In the current model, adalimumab was most effective for treating Hurley stage II or III HS. Other biological agents, such as ustekinumab, secukinumab, and other tumour necrosis factor (TNF)-alpha inhibitors (infliximab, golimumab, etanercept; Table SII) were perceived to have greater effectiveness than tetracyclines for Hurley III only. Adalimumab is the only Food and Drug Administration (FDA)-approved therapy for HS, and it is the most studied biological treatment for moderate-to-severe HS unresponsive to systemic antibiotics (15). Evidence regarding the effectiveness of other biological treatments is still accumulating (10, 15, 37, 38). Although biological agents are not indicated for Hurley stage I, some patients reported using them, albeit with little effect. We hypothesize that they were prescribed in cases of refractory high-burden inflammatory disease.

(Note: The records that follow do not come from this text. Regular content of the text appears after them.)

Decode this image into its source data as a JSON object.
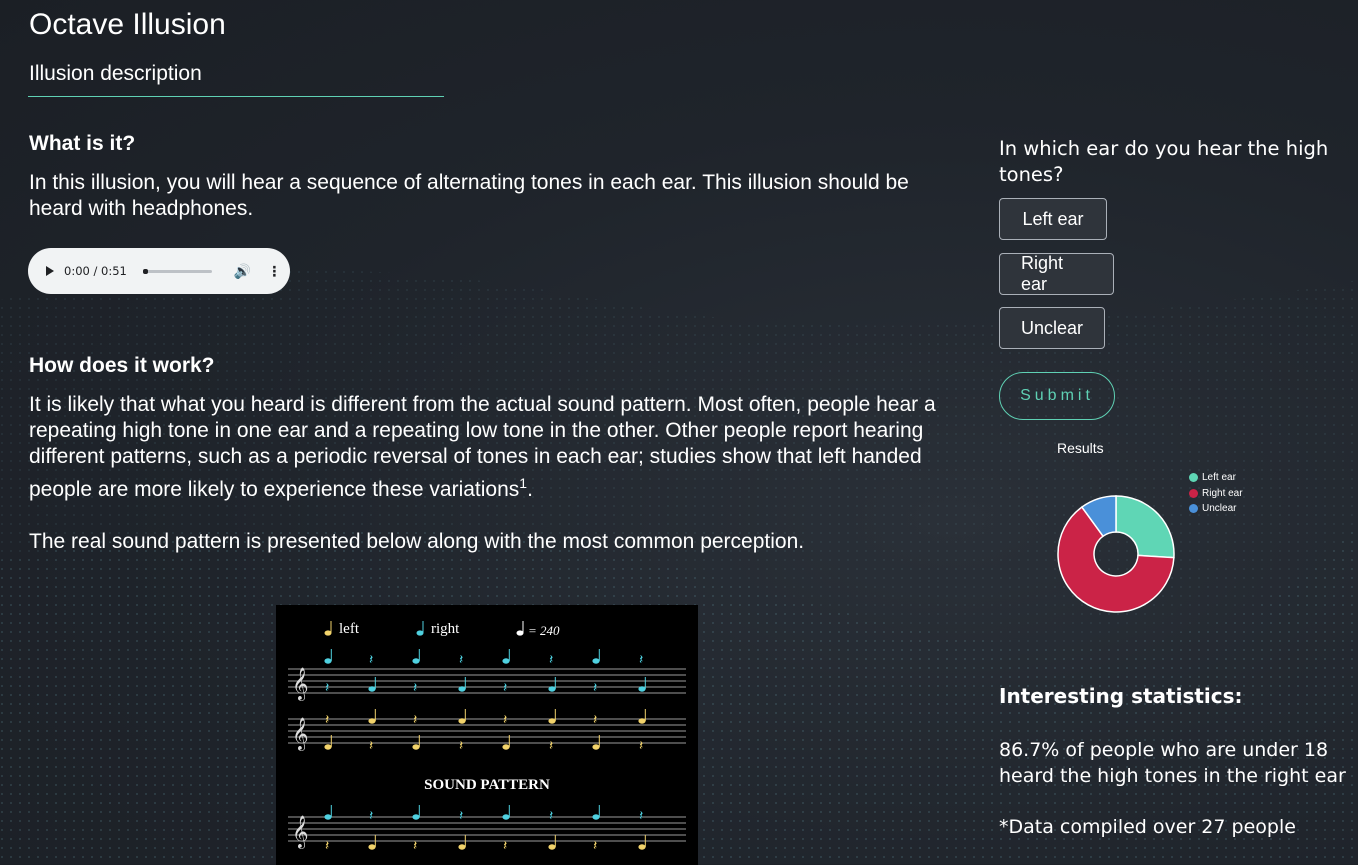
{
  "page": {
    "title": "Octave Illusion",
    "tab_label": "Illusion description"
  },
  "what": {
    "heading": "What is it?",
    "text": "In this illusion, you will hear a sequence of alternating tones in each ear. This illusion should be heard with headphones."
  },
  "audio": {
    "time": "0:00 / 0:51",
    "progress": 0.0
  },
  "how": {
    "heading": "How does it work?",
    "text": "It is likely that what you heard is different from the actual sound pattern. Most often, people hear a repeating high tone in one ear and a repeating low tone in the other. Other people report hearing different patterns, such as a periodic reversal of tones in each ear; studies show that left handed people are more likely to experience these variations",
    "footnote": "1",
    "text_end": ".",
    "real_pattern": "The real sound pattern is presented below along with the most common perception."
  },
  "score": {
    "legend_left": "left",
    "legend_right": "right",
    "tempo": "= 240",
    "caption": "SOUND PATTERN"
  },
  "quiz": {
    "question": "In which ear do you hear the high tones?",
    "options": [
      "Left ear",
      "Right ear",
      "Unclear"
    ],
    "submit_label": "Submit"
  },
  "chart_data": {
    "type": "pie",
    "title": "Results",
    "categories": [
      "Left ear",
      "Right ear",
      "Unclear"
    ],
    "values": [
      26,
      64,
      10
    ],
    "colors": [
      "#5fd6b5",
      "#cb2347",
      "#4a90d9"
    ],
    "legend_position": "top-right"
  },
  "stats": {
    "title": "Interesting statistics:",
    "body": "86.7% of people who are under 18 heard the high tones in the right ear",
    "note": "*Data compiled over 27 people"
  },
  "colors": {
    "accent": "#5fd1b4",
    "cyan_note": "#4fd1e0",
    "yellow_note": "#f2d36b"
  }
}
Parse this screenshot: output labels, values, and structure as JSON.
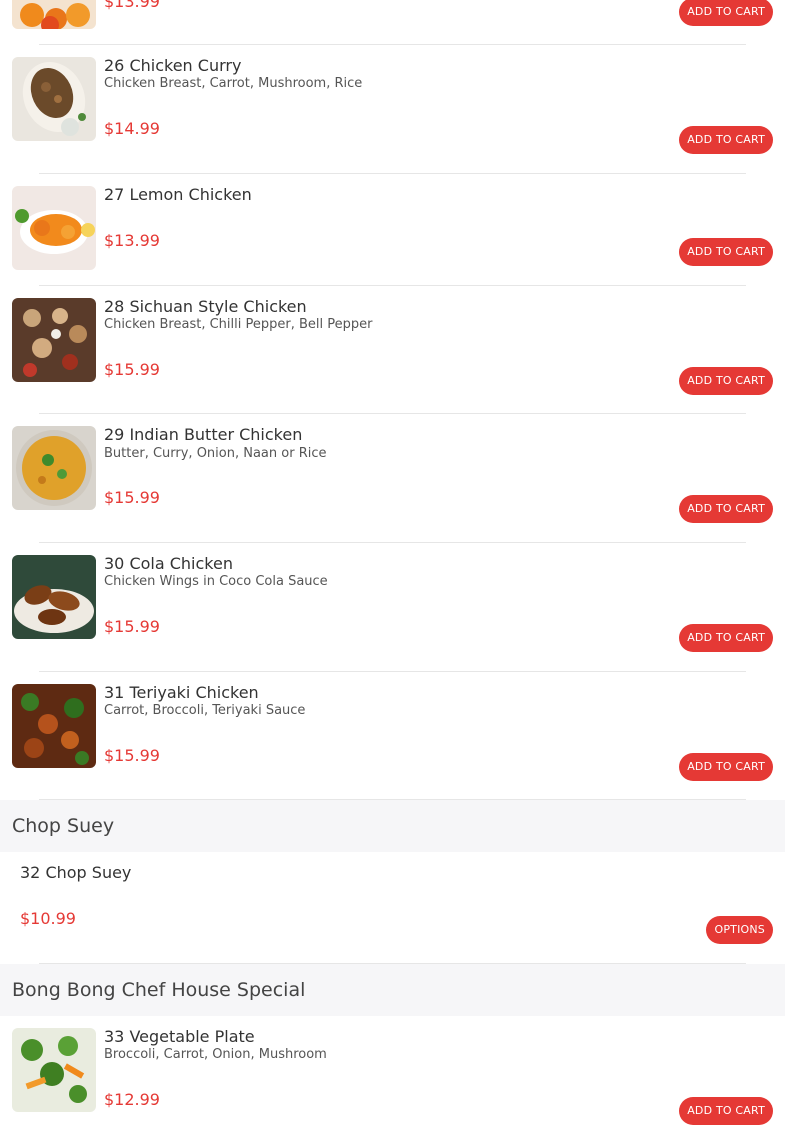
{
  "categories": {
    "chop_suey": "Chop Suey",
    "special": "Bong Bong Chef House Special"
  },
  "items": {
    "prev": {
      "price": "$13.99",
      "button": "ADD TO CART"
    },
    "i26": {
      "name": "26 Chicken Curry",
      "desc": "Chicken Breast, Carrot, Mushroom, Rice",
      "price": "$14.99",
      "button": "ADD TO CART"
    },
    "i27": {
      "name": "27 Lemon Chicken",
      "price": "$13.99",
      "button": "ADD TO CART"
    },
    "i28": {
      "name": "28 Sichuan Style Chicken",
      "desc": "Chicken Breast, Chilli Pepper, Bell Pepper",
      "price": "$15.99",
      "button": "ADD TO CART"
    },
    "i29": {
      "name": "29 Indian Butter Chicken",
      "desc": "Butter, Curry, Onion, Naan or Rice",
      "price": "$15.99",
      "button": "ADD TO CART"
    },
    "i30": {
      "name": "30 Cola Chicken",
      "desc": "Chicken Wings in Coco Cola Sauce",
      "price": "$15.99",
      "button": "ADD TO CART"
    },
    "i31": {
      "name": "31 Teriyaki Chicken",
      "desc": "Carrot, Broccoli, Teriyaki Sauce",
      "price": "$15.99",
      "button": "ADD TO CART"
    },
    "i32": {
      "name": "32 Chop Suey",
      "price": "$10.99",
      "button": "OPTIONS"
    },
    "i33": {
      "name": "33 Vegetable Plate",
      "desc": "Broccoli, Carrot, Onion, Mushroom",
      "price": "$12.99",
      "button": "ADD TO CART"
    }
  },
  "colors": {
    "accent": "#e53935",
    "category_bg": "#f6f6f8",
    "divider": "#e6e6e6"
  }
}
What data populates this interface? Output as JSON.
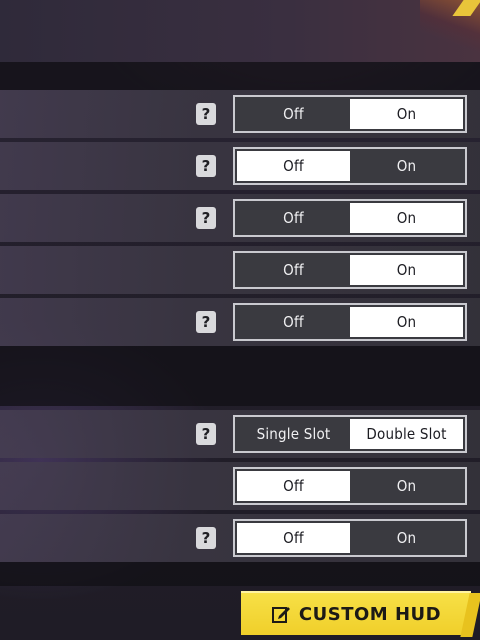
{
  "settings": {
    "rows": [
      {
        "has_help": true,
        "help_glyph": "?",
        "options": [
          "Off",
          "On"
        ],
        "selected": 1
      },
      {
        "has_help": true,
        "help_glyph": "?",
        "options": [
          "Off",
          "On"
        ],
        "selected": 0
      },
      {
        "has_help": true,
        "help_glyph": "?",
        "options": [
          "Off",
          "On"
        ],
        "selected": 1
      },
      {
        "has_help": false,
        "help_glyph": "",
        "options": [
          "Off",
          "On"
        ],
        "selected": 1
      },
      {
        "has_help": true,
        "help_glyph": "?",
        "options": [
          "Off",
          "On"
        ],
        "selected": 1
      },
      {
        "has_help": true,
        "help_glyph": "?",
        "options": [
          "Single Slot",
          "Double Slot"
        ],
        "selected": 1
      },
      {
        "has_help": false,
        "help_glyph": "",
        "options": [
          "Off",
          "On"
        ],
        "selected": 0
      },
      {
        "has_help": true,
        "help_glyph": "?",
        "options": [
          "Off",
          "On"
        ],
        "selected": 0
      }
    ]
  },
  "footer": {
    "custom_hud_label": "CUSTOM HUD",
    "custom_hud_icon": "edit-icon",
    "accent_color": "#f3d338"
  },
  "colors": {
    "toggle_active_bg": "#ffffff",
    "toggle_inactive_bg": "#3a3a40",
    "row_bg": "#3a3640"
  }
}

Surgical procedures ranked fifth in effectiveness for Hurley I HS and fourth in effectiveness for Hurley III HS, but were not among the 10 most effective treatments for Hurley II HS. These between-group differences might be explained by different patient interpretations of the value of “surgery”. A patient with Hurley stage I could understand “surgery” to mean incision and drainage, whereas to a patient with Hurley stage III, surgery would refer to wide excision of the diseased area leading to cure.

Study limitations

This study has some limitations. The design has an inherent susceptibility to selection bias and recall bias. To minimize the effect of recall bias, we used both open and closed questions. A potential weakness of an online PRO design that should be considered is lack of physician guidance during completion of the online questionnaire. Patients’ understanding or interpretation of the questionnaire items and emotional state while completing the questionnaire might influence their response, thereby affecting the accuracy of the assessment. Most of the study population were English-speaking Caucasian women, probably because of the greater utilization of social media by this population (39) and, consequently, their greater exposure to recruitment advertisements. Therefore, we cannot rule out the possibility of variability in the effectiveness of treatment between males and females. Previous studies have shown that the demographic characteristics and treatment preferences of patients with HS differ by ethnic group and geographical location, e.g. male preponderance in Malaysia, Singapore, and Tunisia (3, 40, 41). Therefore, generalization of the current findings is limited, and further research is required. It is noteworthy that, owing to the low number of reports of weight reduction by responders who found dietary changes to be effective, the interaction between these treatments was not expressly addressed, and further study of the subject is needed.

Conclusion

This large-scale, worldwide PRO study provides a comprehensive picture of the clinical and demographic characteristics of patients with HS and the strong association of the disease with psychiatric and endocrine morbidities. In addition, using this AI-based effectiveness model enabled patient satisfaction with a range of treatments to be compared, and to categorize treatments’ effectiveness according to Hurley stage. The findings of this real-life study may be used as the basis for prospective studies.

ACKNOWLEDGEMENTS

The study was approved by the local Institutional Review Board and was conducted in accordance with the principles of the Declaration of Helsinki.

IRB approval status: 0347-21-RMC.

Conflicts of interest: JBL, RH, and YS are employed by StuffThatWorks® and hold stock options in the company. NK, EH and SS have no conflicts of interest to declare.